Zumal die Angeklagte für den Geldtransfer aus der Schweiz einen Abrufcode hätte erhalten müssen. Die Angeklagte sei im Sommer 2017 einfach nicht zahlungsfähig gewesen und hätte sich damit strafbar gemacht, erklärt die Staatsanwältin. Dafür spreche auch die Tatsache, dass sie sich immer wieder aufs Neue eingemietet hat. Wissentlich, dass sie nicht zahlen konnte. Die Staatsanwältin fordert deshalb eine Geldstrafe in Höhe von 80 Tagessätzen zu je 15 Euro.
Angeklagte weder „zahlungsunfähig noch zahlungsunwillig“
Es handele sich „keineswegs“ um einen vorsätzlichen Tatbestand, verteidigt Walch seine Mandantin. Im Gegenteil. Die Beweisaufnahme hätte gezeigt, dass sämtliche Rechnungen bezahlt worden sind. Aus diesem Grund könne man hier nicht von „Schaden“ sprechen, sondern lediglich von „Gefährdungsschaden“. In der Summe seien es Minimum 30.000 bis 40.000 Euro, die seine Mandantin im Nachhinein bezahlt habe.
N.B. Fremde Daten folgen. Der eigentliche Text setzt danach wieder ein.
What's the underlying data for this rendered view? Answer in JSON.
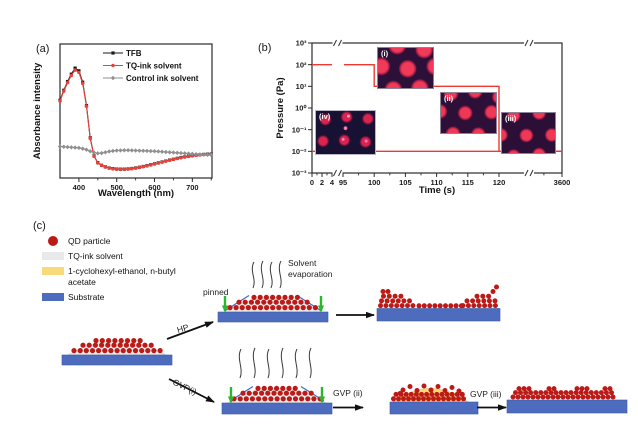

Der Vorwurf, sie sei nicht zahlungsfähig oder zahlungsunwillig gewesen, sei deshalb „zu weit hergeholt“. Bei der Buchung sei sie davon ausgegangen, dass sie die Unterbringung bezahlen kann. Mit den Verzögerungen aus der Schweiz hingegen hatte sie nicht gerechnet. Vor allem fehle ihm das Motiv. „Wenn meine Mandantin hätte betrügen wollen, wäre sie in die Schweiz zurückgekehrt.“
Richter Walter Leitners Urteil: Freispruch. Es sei bewiesen worden, so Leitner, dass die Angeklagte im Sommer 2017 Provisionsansprüche und Aktienanteile besaß und deshalb vermögend gewesen sei. Und auch ihre Zahlungswilligkeit stelle er nicht in Frage. Das Geld sei nur deshalb „nicht geflossen“, weil der Treuhänder im Südamerika-Urlaub war. Aus diesem Grund sehe das Gericht hier keine „Betrugsabsichten“, sondern lediglich „Schwierigkeiten beim Geldtransfer“.